Je pense que cela découle de mon envie de partager des histoires, de faire vivre des aventures, et de faire découvrir des univers et des jeux. Devenir éditeur, c’est un moyen de le faire à plus grande échelle, sans que j’aie besoin d’être physiquement présent pour en parler.
C’est aussi l’occasion pour moi de faire ruisseler un peu d’attention vers de nouveaux auteurs et autrices plein de talents. Percer dans le milieu du JdR francophone, c’est difficile : il faut soit beaucoup de chance, soit beaucoup de travail. Et souvent beaucoup des deux, en fait.
J’ai bossé pendant 10 ans pour me former, m’améliorer, acquérir de nouvelles compétences ; donc si je peux donner un coup d’accélérateur à quelqu’un qui le mérite, c’est cool. Je pense que l’on se sent beaucoup plus légitime et rassuré à aller voir un « gros » éditeur avec un projet quand on a en a déjà publié un, fut-ce via un petit éditeur indépendant comme moi. Cela montre que l’on a su attirer l’attention, produire un travail digne d’intérêt, et que l’on a une petite expérience des attentes, contraintes et réalités du milieu.

Comment imagines-tu l’avenir ? Quels types de JDR as-tu envie d’éditer ?

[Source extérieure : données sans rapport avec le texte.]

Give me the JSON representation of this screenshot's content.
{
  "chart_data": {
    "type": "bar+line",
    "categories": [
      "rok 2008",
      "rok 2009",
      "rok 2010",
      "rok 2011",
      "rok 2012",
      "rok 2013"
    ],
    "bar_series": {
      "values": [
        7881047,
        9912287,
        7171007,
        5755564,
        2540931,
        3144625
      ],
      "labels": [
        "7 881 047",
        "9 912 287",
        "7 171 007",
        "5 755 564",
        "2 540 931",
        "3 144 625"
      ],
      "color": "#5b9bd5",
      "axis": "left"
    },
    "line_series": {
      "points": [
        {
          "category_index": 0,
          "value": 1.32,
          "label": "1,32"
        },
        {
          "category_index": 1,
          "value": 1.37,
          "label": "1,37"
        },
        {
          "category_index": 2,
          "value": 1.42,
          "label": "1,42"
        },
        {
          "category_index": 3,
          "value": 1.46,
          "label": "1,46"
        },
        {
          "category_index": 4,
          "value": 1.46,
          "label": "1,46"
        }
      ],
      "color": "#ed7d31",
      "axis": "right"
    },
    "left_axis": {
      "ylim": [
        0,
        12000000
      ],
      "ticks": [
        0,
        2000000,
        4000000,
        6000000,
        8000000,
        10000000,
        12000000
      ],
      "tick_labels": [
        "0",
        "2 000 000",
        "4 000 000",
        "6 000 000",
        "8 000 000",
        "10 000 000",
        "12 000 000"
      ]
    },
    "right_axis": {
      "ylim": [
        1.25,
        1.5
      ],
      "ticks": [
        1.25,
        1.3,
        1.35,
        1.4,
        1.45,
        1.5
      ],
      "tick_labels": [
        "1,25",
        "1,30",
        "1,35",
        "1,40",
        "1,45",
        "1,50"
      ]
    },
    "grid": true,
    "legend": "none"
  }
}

Lentement 🙂 Un projet après l’autre, au rythme d’un par an environ. Pour prendre le temps de bien faire les choses, mais aussi de continuer à travailler en freelance sur une partie de mon temps libre, pour gagner de quoi payer les illustrations dont j’ai besoin (car c’est une compétence que je ne peux pas vraiment acquérir par moi-même).Et j’envisage d’être un éditeur éclectique, autant que je le suis en tant qu’auteur.
Des conseils à donner à de futurs auteurs ou éditeurs ?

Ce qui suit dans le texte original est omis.